For a detailed introduction to various indexes, please refer to the Table Index section. This chapter will demonstrate index usage techniques in several typical scenarios from the perspective of actual cases and summarize optimization suggestions for reference in business tuning.
Case 1: Optimizing the Order of Key Columns to Leverage Prefix Indexes for Accelerated Queriesβ
In optimizing table schema design, we have introduced how to select appropriate fields as key fields and utilize Doris's key column sorting feature to accelerate queries. This case will further expand on this scenario.
Due to Doris's built-in prefix index function, it automatically takes the first 36 bytes of the table's Key as a prefix index when creating the table. When query conditions match the prefix of the prefix index, it can significantly speed up the query. Below is an example of a table definition:
CREATE TABLE `t1` (
`c1` VARCHAR(10) NULL,
`c2` VARCHAR(10) NULL
) ENGINE=OLAP
DUPLICATE KEY(`c1`)
DISTRIBUTED BY HASH(`c2`) BUCKETS 10
PROPERTIES (
"replication_allocation" = "tag.location.default: 1"
);
The corresponding business SQL pattern is as follows:
select * from t1 where t1.c2 = '1';
select * from t1 where t1.c2 in ('1', '2', '3');
In the above schema definition, c1
comes before c2
. However, the queries use the c2
field for filtering. In this case, the acceleration function of the prefix index cannot be utilized. To optimize, we can adjust the definition order of c1
and c2
, placing the c2
column in the first field position to leverage the acceleration function of the prefix index.
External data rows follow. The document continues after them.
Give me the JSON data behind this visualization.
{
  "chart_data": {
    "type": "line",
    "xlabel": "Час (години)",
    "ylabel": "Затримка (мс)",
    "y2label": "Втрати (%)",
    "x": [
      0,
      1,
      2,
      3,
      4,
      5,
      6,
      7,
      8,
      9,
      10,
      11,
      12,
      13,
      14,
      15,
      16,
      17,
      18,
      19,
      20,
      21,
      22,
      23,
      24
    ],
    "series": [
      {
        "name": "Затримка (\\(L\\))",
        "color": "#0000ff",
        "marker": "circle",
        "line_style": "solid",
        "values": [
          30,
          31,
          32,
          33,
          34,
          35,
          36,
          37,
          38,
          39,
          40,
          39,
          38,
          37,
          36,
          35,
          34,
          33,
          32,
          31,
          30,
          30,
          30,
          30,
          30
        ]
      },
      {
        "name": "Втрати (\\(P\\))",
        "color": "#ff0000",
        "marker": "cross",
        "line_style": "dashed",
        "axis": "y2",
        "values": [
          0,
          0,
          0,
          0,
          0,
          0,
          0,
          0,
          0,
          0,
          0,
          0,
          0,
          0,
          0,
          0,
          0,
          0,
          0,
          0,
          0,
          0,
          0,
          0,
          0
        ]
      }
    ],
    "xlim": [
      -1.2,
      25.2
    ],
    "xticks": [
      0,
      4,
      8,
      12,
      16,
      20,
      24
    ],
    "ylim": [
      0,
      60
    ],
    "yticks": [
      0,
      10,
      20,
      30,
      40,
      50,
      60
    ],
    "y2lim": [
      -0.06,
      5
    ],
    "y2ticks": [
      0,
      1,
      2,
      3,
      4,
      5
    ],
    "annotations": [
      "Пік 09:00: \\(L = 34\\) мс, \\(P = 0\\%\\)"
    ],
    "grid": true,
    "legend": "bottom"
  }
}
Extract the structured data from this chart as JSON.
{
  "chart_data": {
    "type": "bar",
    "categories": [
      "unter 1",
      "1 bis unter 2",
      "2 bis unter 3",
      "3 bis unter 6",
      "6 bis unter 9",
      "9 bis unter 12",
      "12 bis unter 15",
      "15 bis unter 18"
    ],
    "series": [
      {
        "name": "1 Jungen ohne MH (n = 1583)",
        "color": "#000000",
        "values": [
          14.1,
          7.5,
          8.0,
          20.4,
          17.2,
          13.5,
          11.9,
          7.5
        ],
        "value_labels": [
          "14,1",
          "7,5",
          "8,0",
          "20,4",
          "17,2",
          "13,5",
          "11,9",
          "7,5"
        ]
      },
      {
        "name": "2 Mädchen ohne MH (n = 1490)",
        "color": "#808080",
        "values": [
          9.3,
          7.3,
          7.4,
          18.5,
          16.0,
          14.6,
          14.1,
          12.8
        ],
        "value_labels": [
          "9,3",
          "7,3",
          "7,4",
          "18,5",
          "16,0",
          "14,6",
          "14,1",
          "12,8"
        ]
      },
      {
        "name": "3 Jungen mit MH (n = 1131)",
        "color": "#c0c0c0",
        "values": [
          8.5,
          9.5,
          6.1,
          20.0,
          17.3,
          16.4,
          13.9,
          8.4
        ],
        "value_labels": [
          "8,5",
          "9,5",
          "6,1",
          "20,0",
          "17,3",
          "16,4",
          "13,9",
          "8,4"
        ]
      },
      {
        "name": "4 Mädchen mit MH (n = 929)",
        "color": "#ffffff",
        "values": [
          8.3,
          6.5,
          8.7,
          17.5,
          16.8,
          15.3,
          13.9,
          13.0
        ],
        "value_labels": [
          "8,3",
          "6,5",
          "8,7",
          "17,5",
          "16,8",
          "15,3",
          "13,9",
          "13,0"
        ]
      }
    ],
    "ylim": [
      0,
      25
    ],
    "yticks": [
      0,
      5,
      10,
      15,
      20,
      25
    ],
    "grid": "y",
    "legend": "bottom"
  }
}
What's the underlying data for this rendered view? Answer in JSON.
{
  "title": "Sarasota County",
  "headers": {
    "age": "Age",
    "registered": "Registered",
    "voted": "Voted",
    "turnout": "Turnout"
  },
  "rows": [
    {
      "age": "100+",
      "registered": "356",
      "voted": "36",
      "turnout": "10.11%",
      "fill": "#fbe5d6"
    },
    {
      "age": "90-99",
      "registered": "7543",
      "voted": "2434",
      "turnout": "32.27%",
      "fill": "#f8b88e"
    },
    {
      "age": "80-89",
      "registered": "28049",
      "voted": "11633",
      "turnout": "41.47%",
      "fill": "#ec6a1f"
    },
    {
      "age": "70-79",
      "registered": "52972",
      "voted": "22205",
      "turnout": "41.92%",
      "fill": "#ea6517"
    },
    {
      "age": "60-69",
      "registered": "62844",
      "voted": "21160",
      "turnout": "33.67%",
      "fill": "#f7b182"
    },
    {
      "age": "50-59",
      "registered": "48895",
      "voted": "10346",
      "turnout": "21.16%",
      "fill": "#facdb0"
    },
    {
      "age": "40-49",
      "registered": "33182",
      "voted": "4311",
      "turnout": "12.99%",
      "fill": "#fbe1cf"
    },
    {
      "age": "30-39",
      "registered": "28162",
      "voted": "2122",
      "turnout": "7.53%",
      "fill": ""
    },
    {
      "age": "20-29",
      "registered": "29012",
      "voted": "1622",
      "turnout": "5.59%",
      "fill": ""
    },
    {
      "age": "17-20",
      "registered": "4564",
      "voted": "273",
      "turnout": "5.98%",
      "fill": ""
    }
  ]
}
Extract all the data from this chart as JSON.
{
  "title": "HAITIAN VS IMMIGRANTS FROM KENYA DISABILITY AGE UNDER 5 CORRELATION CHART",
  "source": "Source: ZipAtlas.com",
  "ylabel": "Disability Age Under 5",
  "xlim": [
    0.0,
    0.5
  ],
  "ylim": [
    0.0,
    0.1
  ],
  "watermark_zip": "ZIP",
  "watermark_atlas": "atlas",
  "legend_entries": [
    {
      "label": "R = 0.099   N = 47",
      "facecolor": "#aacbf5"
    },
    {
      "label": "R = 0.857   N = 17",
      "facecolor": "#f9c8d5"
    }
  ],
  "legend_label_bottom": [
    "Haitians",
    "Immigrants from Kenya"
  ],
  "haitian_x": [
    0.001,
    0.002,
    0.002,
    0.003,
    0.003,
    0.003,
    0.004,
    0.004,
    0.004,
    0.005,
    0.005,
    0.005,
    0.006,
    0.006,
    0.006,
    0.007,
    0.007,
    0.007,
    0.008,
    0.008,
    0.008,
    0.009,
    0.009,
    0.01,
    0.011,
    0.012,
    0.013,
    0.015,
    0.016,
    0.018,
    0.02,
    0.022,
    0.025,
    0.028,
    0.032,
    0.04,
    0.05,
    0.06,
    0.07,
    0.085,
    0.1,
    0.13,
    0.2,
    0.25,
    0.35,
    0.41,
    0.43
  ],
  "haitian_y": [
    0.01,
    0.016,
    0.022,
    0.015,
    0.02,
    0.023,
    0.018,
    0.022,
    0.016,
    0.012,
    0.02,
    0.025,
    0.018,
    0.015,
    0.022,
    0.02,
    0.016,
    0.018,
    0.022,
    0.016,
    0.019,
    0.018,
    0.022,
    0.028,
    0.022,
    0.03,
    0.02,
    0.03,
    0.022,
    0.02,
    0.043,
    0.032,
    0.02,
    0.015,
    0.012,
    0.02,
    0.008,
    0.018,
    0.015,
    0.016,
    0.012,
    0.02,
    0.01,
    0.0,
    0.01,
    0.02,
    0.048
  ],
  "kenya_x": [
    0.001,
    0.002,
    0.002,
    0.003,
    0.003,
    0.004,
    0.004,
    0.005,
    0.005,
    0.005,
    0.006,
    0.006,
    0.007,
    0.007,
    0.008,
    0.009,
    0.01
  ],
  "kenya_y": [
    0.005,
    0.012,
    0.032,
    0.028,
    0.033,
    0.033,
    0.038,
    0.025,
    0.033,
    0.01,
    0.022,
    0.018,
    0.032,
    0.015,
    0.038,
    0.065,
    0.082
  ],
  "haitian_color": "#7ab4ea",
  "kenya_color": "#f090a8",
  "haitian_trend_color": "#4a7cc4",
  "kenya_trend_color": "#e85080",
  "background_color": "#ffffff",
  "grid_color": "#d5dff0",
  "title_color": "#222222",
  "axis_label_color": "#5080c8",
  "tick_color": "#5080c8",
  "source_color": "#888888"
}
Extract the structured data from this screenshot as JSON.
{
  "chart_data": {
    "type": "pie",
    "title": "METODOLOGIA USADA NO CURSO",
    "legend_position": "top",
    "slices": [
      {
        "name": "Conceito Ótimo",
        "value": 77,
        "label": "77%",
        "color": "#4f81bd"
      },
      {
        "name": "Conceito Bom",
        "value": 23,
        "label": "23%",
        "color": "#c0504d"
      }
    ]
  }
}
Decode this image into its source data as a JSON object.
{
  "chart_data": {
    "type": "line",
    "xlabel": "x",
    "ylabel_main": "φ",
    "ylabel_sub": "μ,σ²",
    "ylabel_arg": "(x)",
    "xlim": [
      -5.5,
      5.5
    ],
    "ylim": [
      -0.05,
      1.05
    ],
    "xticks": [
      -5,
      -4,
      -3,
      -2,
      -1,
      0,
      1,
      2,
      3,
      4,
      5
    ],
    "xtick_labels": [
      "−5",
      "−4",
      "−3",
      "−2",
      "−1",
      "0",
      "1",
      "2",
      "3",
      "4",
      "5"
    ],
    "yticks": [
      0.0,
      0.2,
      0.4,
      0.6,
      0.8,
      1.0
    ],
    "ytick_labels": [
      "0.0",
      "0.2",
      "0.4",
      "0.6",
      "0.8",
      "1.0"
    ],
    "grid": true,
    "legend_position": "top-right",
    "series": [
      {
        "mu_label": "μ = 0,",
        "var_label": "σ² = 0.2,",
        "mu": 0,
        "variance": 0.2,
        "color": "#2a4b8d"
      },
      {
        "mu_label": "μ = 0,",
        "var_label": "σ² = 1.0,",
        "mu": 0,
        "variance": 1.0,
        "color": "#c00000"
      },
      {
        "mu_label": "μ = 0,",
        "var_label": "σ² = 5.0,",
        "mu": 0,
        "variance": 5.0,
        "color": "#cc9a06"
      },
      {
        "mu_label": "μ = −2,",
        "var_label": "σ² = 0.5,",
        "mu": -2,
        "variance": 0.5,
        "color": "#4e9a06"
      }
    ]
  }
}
The adjusted schema is as follows:
CREATE TABLE `t1` (
`c2` VARCHAR(10) NULL,
`c1` VARCHAR(10) NULL
) ENGINE=OLAP
DUPLICATE KEY(`c2`)
DISTRIBUTED BY HASH(`c1`) BUCKETS 10
PROPERTIES (
"replication_allocation" = "tag.location.default: 1"
);
When defining the schema column order, reference the high-frequency and high-priority columns in business query filtering to fully leverage Doris's prefix index acceleration function.
Case 2: Using Inverted Indexes to Accelerate Queriesβ
Doris supports inverted indexes as secondary indexes to accelerate business scenarios such as equal value, range, and full-text search of text types. The creation and management of inverted indexes are independent, allowing for convenient business performance optimization without affecting the original table schema and without the need to re-import table data.
For typical usage scenarios, syntax, and cases, please refer to the Table Index - Inverted Index section for a detailed introduction, so this chapter will not repeat the explanation.
For full-text searches of text types and equal value or range queries on string, numeric, and datetime type fields, inverted indexes can be utilized to accelerate queries. Especially in certain situations, such as when the original table structure and key definition are not convenient to optimize, or the cost of re-importing table data is high, inverted indexes provide a flexible acceleration solution to optimize business execution performance.
Summaryβ
In schema tuning, apart from table-level schema optimization, index optimization also occupies an important position. Doris provides multiple index types, including built-in indexes such as prefix index, as well as secondary indexes such as inverted indexes, which provide strong support for performance acceleration. By reasonably utilizing these indexes, we can significantly improve the speed of business queries and analyses in multiple scenarios, which is of great significance for multi-scenario business queries and analyses.